The mission of Coffee with a Cop is to break down the barriers between police officers and the people they serve, to get to know each other, to build trust, and to discover mutual goals for the community. The Coffee with a Cop program was started by the Hawthorne, CA Police Department in 2011 to create a neutral setting where people could feel comfortable discussing whatever was on their minds with law enforcement.
This year, Coffee with a Cop events were held across the U.S. Below are a few of the many examples.

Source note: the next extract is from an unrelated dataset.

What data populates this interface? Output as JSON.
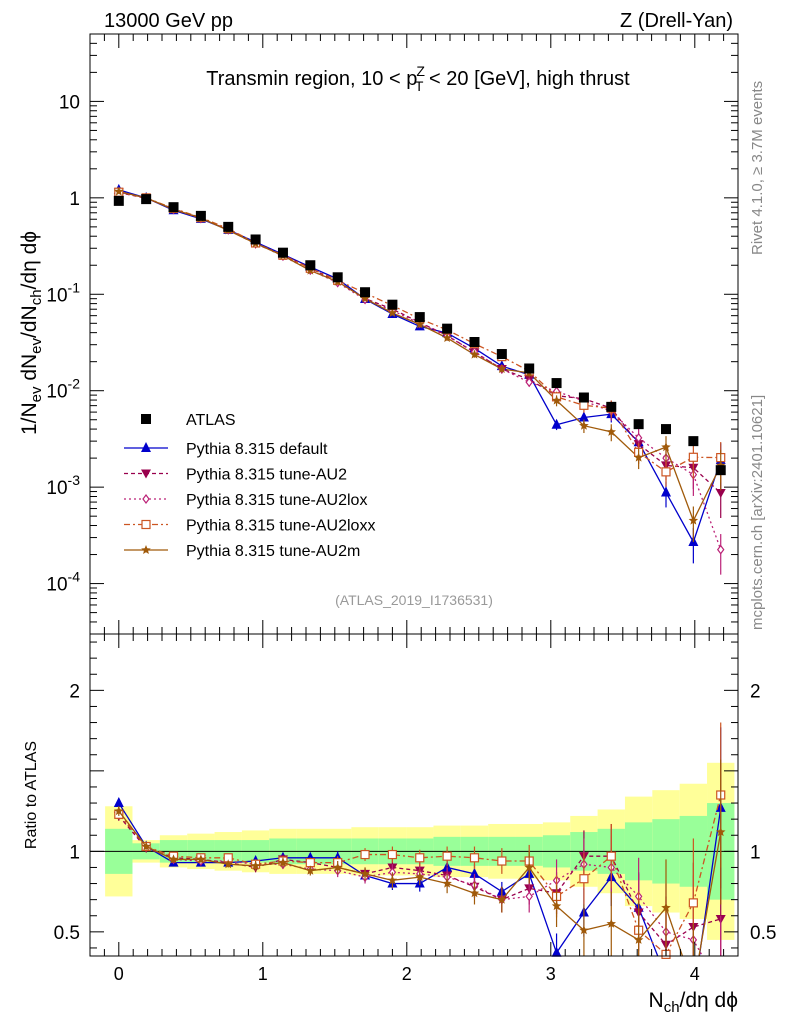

NIOT Filming Coffee With a Cop in Arlington, TX
In Arlington Texas, three tables of officers set up in a Dunkin Donuts shop. Three African American faith leaders, Reverend Ron Goines, Reverend Dwight McKissick, and his Vera McKissick, spent nearly an hour talking about the deep rift between the African American community and police over police shootings. But their remarkable conversation (to be featured in an upcoming NIOT film about Arlington) also focused on the positive relationships between the police and the African American community, and included brainstorming for action events to improve those relationships further.
Canton, Michigan police officers focused on encouraging residents to report all suspicious activity while making a clear definition as to what suspicious activity means. For instance, someone walking down the street with a hijab or turban does not define suspicious activity. Someone walking from car-to-car and looking inside in the middle of the night would be suspicious.
One woman wanted to know what she should tell her teenage sons to do if they were ever stopped by the police. Other residents had questions about parking issues, Concealed Pistol License (CPL) regulations, phone and e-mail scams, preventing crime, the Citizens Police Academy, and Ride-Along program.
One resident commented “I never realized how much you do for our community or the amount of work you do every day. I thought it was more of a “cowboy-type” atmosphere but I realize now that there is a lot of accountability for the officers and each other.”
"We had a very positive reaction to the event," Officer Dale Waltz said. "The only criticisms we had were that it was a small venue and the time frame was not conducive for those that work during the day. Therefore, we scheduled another Coffee With A Cop event in November."
Lt. Travis Martinez (right) and Officer Dave Frisch (left) answering questions at Bricks and Birch. (Photo | Socorro Pantaleon)
In Redlands, Calfornia, near the site of last year's San Bernadino shootings, officers met with residents at a local coffee shop called Bricks and Birch. Lt. Travis Martinez and Officer Dave Frisch took questions and spoke with about 15 residents about different topics affecting the city. Key topics discussed included homelessness, crime statistics and trends, business issues, and other security programs. The Redlands Police Department hopes to do these "Coffee With a Cop" events on a regular basis.
Photos of Coffee with a Cop 2016
These stories were gathered from the Not In Our Town Law Enforcement Leaders Network created through the Safe, Inclusive Communities initiative with the COPS Office. The response was incredible - many agencies throughout the country participated in the national effort to promote conversation and dialogue between police officers and their communities. Here are just a few of the many examples throughout the country, inluding San Francisco, CA, Redlands, CA, Medina Township,OH, Gary, Indiana, Arlington, TX, Canton, MI, Bellevue, WA.